Should we be more afraid of a nuclear missile strike against the U.S.? And could we stop it?

February 27, 2015

North Korea and Iran are continuing to work on missiles, perhaps topped with nuclear warheads, that could reach the United States. But when was the last time Americans truly worried about a missile attack on American soil?

Carlos Kingston, a former top Missile Defense Agency official who now works for Qualis Corp. in Huntsville, recently briefed Congressional staffers on the missile threat and what needs to be done to maintain and improve the Huntsville-managed Ground-based Mid-Course Defense system, America’s main defense against a missile strike.

Kingston answered some questions for this week about the missile threat and whether we’re ready to defend it.

Q: You work in missile defense and monitor the threats constantly. But when was the last time that average Americans were really concerned about someone shooting missiles at us, the 1960s? Just how concerned should we be now?

A: The Cuban missile crisis is probably the last time that truly all of America was on pins and needles. I certainly remember it and I was only 6 or 7. I think the last time a long-range missile was fired by North Korea was December 2012. It of course it ended up being a space launch. But you never know. So were U.S. officials concerned? Yes. Was the GMD system at a high state of alert? Yes. Was the average American concerned? Probably not so much. But the threat is real and evolving. The intelligence community clearly have information that provides high confidence in this. I might also add that a North Korean official made the following comment this past year:  “If the US imperialists threaten our sovereignty and survival… our troops will fire our nuclear-armed rockets at the White House and the Pentagon, the sources of all evil,” –North Korean Vice Marshal Hwang Pyong-So, 28 July 2014

Q: The national missile defense system, particularly the Ground-based, Mid-Course Missile Defense system coordinated by MDA out of Huntsville, has been in place since 2004.  How has the ‘threat board’ changed over the past decade, and is the system we have still an effective defense against the current threat?
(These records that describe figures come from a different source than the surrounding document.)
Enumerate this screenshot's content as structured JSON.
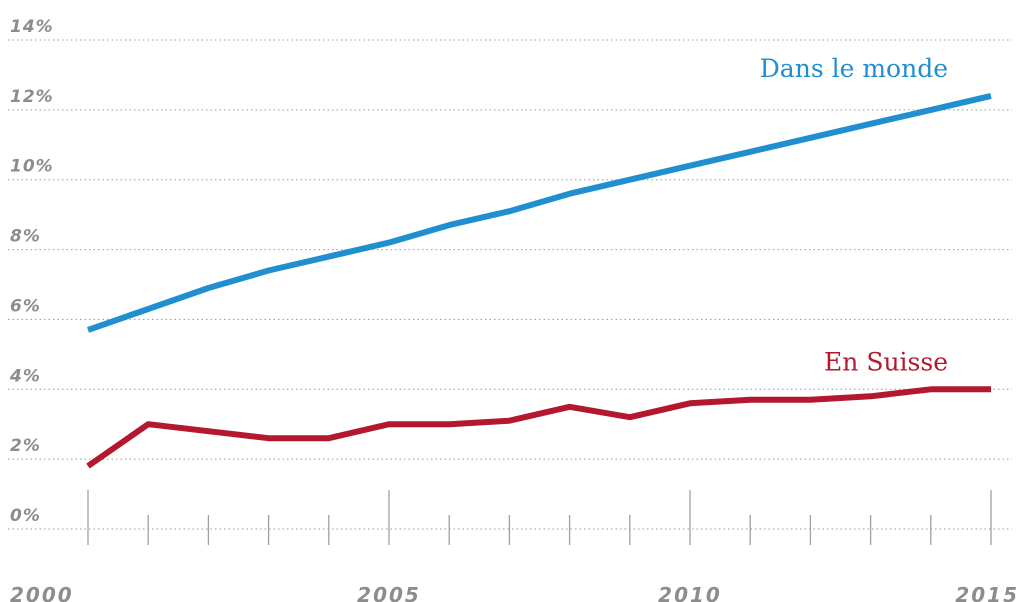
{
  "chart_data": {
    "type": "line",
    "x": [
      2000,
      2001,
      2002,
      2003,
      2004,
      2005,
      2006,
      2007,
      2008,
      2009,
      2010,
      2011,
      2012,
      2013,
      2014,
      2015
    ],
    "series": [
      {
        "name": "Dans le monde",
        "color": "#1f8fcf",
        "values": [
          5.7,
          6.3,
          6.9,
          7.4,
          7.8,
          8.2,
          8.7,
          9.1,
          9.6,
          10.0,
          10.4,
          10.8,
          11.2,
          11.6,
          12.0,
          12.4
        ]
      },
      {
        "name": "En Suisse",
        "color": "#b3182f",
        "values": [
          1.8,
          3.0,
          2.8,
          2.6,
          2.6,
          3.0,
          3.0,
          3.1,
          3.5,
          3.2,
          3.6,
          3.7,
          3.7,
          3.8,
          4.0,
          4.0
        ]
      }
    ],
    "ylim": [
      0,
      14
    ],
    "yticks": [
      "0%",
      "2%",
      "4%",
      "6%",
      "8%",
      "10%",
      "12%",
      "14%"
    ],
    "xticks": [
      "2000",
      "2005",
      "2010",
      "2015"
    ],
    "grid": true,
    "xlabel": "",
    "ylabel": ""
  }
}
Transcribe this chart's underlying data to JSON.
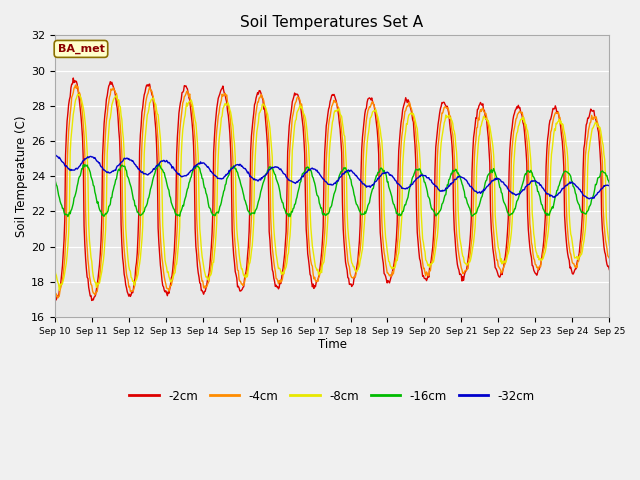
{
  "title": "Soil Temperatures Set A",
  "xlabel": "Time",
  "ylabel": "Soil Temperature (C)",
  "ylim": [
    16,
    32
  ],
  "xlim": [
    0,
    15
  ],
  "plot_bg": "#e8e8e8",
  "fig_bg": "#f0f0f0",
  "annotation_text": "BA_met",
  "annotation_bg": "#ffffcc",
  "annotation_border": "#8b7000",
  "annotation_text_color": "#8b0000",
  "colors": {
    "-2cm": "#dd0000",
    "-4cm": "#ff8c00",
    "-8cm": "#e8e800",
    "-16cm": "#00bb00",
    "-32cm": "#0000cc"
  },
  "legend_labels": [
    "-2cm",
    "-4cm",
    "-8cm",
    "-16cm",
    "-32cm"
  ],
  "x_tick_labels": [
    "Sep 10",
    "Sep 11",
    "Sep 12",
    "Sep 13",
    "Sep 14",
    "Sep 15",
    "Sep 16",
    "Sep 17",
    "Sep 18",
    "Sep 19",
    "Sep 20",
    "Sep 21",
    "Sep 22",
    "Sep 23",
    "Sep 24",
    "Sep 25"
  ],
  "num_days": 15,
  "samples_per_day": 48,
  "linewidth": 1.0
}
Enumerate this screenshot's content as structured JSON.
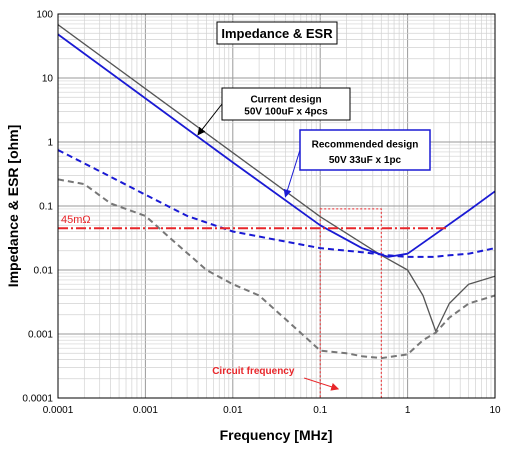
{
  "chart_data": {
    "type": "line",
    "title": "Impedance & ESR",
    "xlabel": "Frequency [MHz]",
    "ylabel": "Impedance & ESR [ohm]",
    "x_scale": "log",
    "y_scale": "log",
    "xlim": [
      0.0001,
      10
    ],
    "ylim": [
      0.0001,
      100
    ],
    "grid": true,
    "x_tick_labels": [
      "0.0001",
      "0.001",
      "0.01",
      "0.1",
      "1",
      "10"
    ],
    "y_tick_labels": [
      "0.0001",
      "0.001",
      "0.01",
      "0.1",
      "1",
      "10",
      "100"
    ],
    "series": [
      {
        "name": "Current design 50V 100uF x 4pcs",
        "kind": "impedance",
        "color": "#555555",
        "style": "solid",
        "points": [
          [
            0.0001,
            68
          ],
          [
            0.001,
            6.8
          ],
          [
            0.01,
            0.68
          ],
          [
            0.1,
            0.068
          ],
          [
            0.5,
            0.017
          ],
          [
            1,
            0.01
          ],
          [
            1.5,
            0.004
          ],
          [
            2.1,
            0.0011
          ],
          [
            3,
            0.003
          ],
          [
            5,
            0.006
          ],
          [
            10,
            0.008
          ]
        ]
      },
      {
        "name": "Recommended design 50V 33uF x 1pc",
        "kind": "impedance",
        "color": "#1a1ad4",
        "style": "solid",
        "points": [
          [
            0.0001,
            48
          ],
          [
            0.001,
            4.8
          ],
          [
            0.01,
            0.48
          ],
          [
            0.1,
            0.05
          ],
          [
            0.3,
            0.022
          ],
          [
            0.6,
            0.016
          ],
          [
            1,
            0.018
          ],
          [
            2,
            0.035
          ],
          [
            5,
            0.085
          ],
          [
            10,
            0.17
          ]
        ]
      },
      {
        "name": "Recommended design ESR",
        "kind": "ESR",
        "color": "#1a1ad4",
        "style": "dashed",
        "points": [
          [
            0.0001,
            0.75
          ],
          [
            0.0003,
            0.35
          ],
          [
            0.001,
            0.15
          ],
          [
            0.003,
            0.07
          ],
          [
            0.01,
            0.04
          ],
          [
            0.03,
            0.03
          ],
          [
            0.1,
            0.022
          ],
          [
            0.3,
            0.019
          ],
          [
            0.6,
            0.017
          ],
          [
            1,
            0.016
          ],
          [
            2,
            0.016
          ],
          [
            3,
            0.017
          ],
          [
            5,
            0.018
          ],
          [
            10,
            0.022
          ]
        ]
      },
      {
        "name": "Current design ESR",
        "kind": "ESR",
        "color": "#777777",
        "style": "dashed",
        "points": [
          [
            0.0001,
            0.26
          ],
          [
            0.0002,
            0.22
          ],
          [
            0.0004,
            0.11
          ],
          [
            0.001,
            0.07
          ],
          [
            0.002,
            0.03
          ],
          [
            0.005,
            0.01
          ],
          [
            0.01,
            0.006
          ],
          [
            0.02,
            0.004
          ],
          [
            0.05,
            0.0013
          ],
          [
            0.1,
            0.00055
          ],
          [
            0.2,
            0.0005
          ],
          [
            0.3,
            0.00045
          ],
          [
            0.5,
            0.00042
          ],
          [
            1,
            0.00048
          ],
          [
            1.5,
            0.0008
          ],
          [
            2.1,
            0.00105
          ],
          [
            3,
            0.0018
          ],
          [
            5,
            0.003
          ],
          [
            10,
            0.004
          ]
        ]
      }
    ],
    "reference_line": {
      "label": "45mΩ",
      "value": 0.045,
      "color": "#e8262a",
      "style": "dash-dot"
    },
    "annotations": [
      {
        "id": "current",
        "lines": [
          "Current design",
          "50V 100uF x 4pcs"
        ],
        "target": [
          0.004,
          1.3
        ],
        "border": "#000000"
      },
      {
        "id": "recommended",
        "lines": [
          "Recommended design",
          "50V 33uF x 1pc"
        ],
        "target": [
          0.04,
          0.14
        ],
        "border": "#1a1ad4"
      }
    ],
    "highlight_region": {
      "label": "Circuit frequency",
      "x_range": [
        0.1,
        0.5
      ],
      "y_top": 0.09,
      "color": "#e8262a"
    }
  }
}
A: We hear frequently on national news media that both North Korea and Iran continue to work on technologies that give them the ability to launch ICBM class missiles at the United States.  They have both proven this ability with successful space launches.  Further, you also hear they are working on nuclear technology that will enable them to put nuclear warheads on these missiles.  So the threat is real.  In terms of defending the nation against these adversaries, yes the GMD system, in place today and operational 24/7/365, can defeat these threats.  The system of Interceptors in Ft Greely Alaska and Vandenburg California, along with the complex fire control and communications network, national satellites, and a suite of radars is a proven capability.  This has been demonstrated in multiple complex and challenging tests over the past decade.

Q: What upgrades are needed to maintain an effective national missile defense as threats evolve?

A: The Nation needs to continue to manufacture more Interceptors, the one that works today, increase inventory depth, replace older model interceptors, upgrade the older models. To continue to be viable, the system must be sustained and maintained. Modernization and technology refresh for long-term sustainability is needed. Reliability improvements, address significant obsolescence concerns, aging issues.  The complex and geographically disbursed Ground System is a major concern. The system must be improved to stay ahead of and counter the more complex threats of the future.  I applaud MDAs plan to build the Long Range Discriminating Radar and other improvements to improve discrimination capabilities.  These are force multipliers of the Interceptor inventory we have. I also applaud the plan to develop and design an Improved Kill Vehicle, The RKV, Redesigned Kill Vehicle.

Q: Given the current budget climate, what should be the Congress’ priority in funding upgrades to missile defense?

A: For missile defense it must be the number one priority.  And I think the departments FY16 budget request of some 1.7 billion dollars for GMD demonstrates that MDA and the department have finally made homeland defense the number one priority.  Congress needs to support this budget request.  I don’t know the details in the 1.7 billion but from my experience, that amount sounds about right.  It should enable continued Interceptor production, upgrade of older Interceptors, upgrade of ground systems fire control and communications, reliability characterization, continued flight and ground testing, and improvements in discrimination capabilities.  In addition to this the department has requested funding for a redesign of the Kill Vehicle and a Long Range Discrimination Radar.  All of these are critically important to keep the GMD system viable and to stay ahead of the threat.

Q: What role does Huntsville play in maintaining the nation’s missile defense?

A: Huntsville plays a vital role! At the same time there are the best and brightest professional minds across this nation that contribute to making GMD a credible capability. But for Huntsville the GMD is managed or led here by both the Government and Industry teams.  For the government program office there more than 500 employees that contribute to the GMD program.  For the industry team lead by the Boeing Company, there are probably 1,500 plus employees.  If you consider overall homeland defense including radars and other aspects that makes of the homeland defense capabilities the numbers would be significantly more than what I have stated here. So yes, Huntsville plays a vital role in providing the nation’s defense against ballistic missile threat to our nation.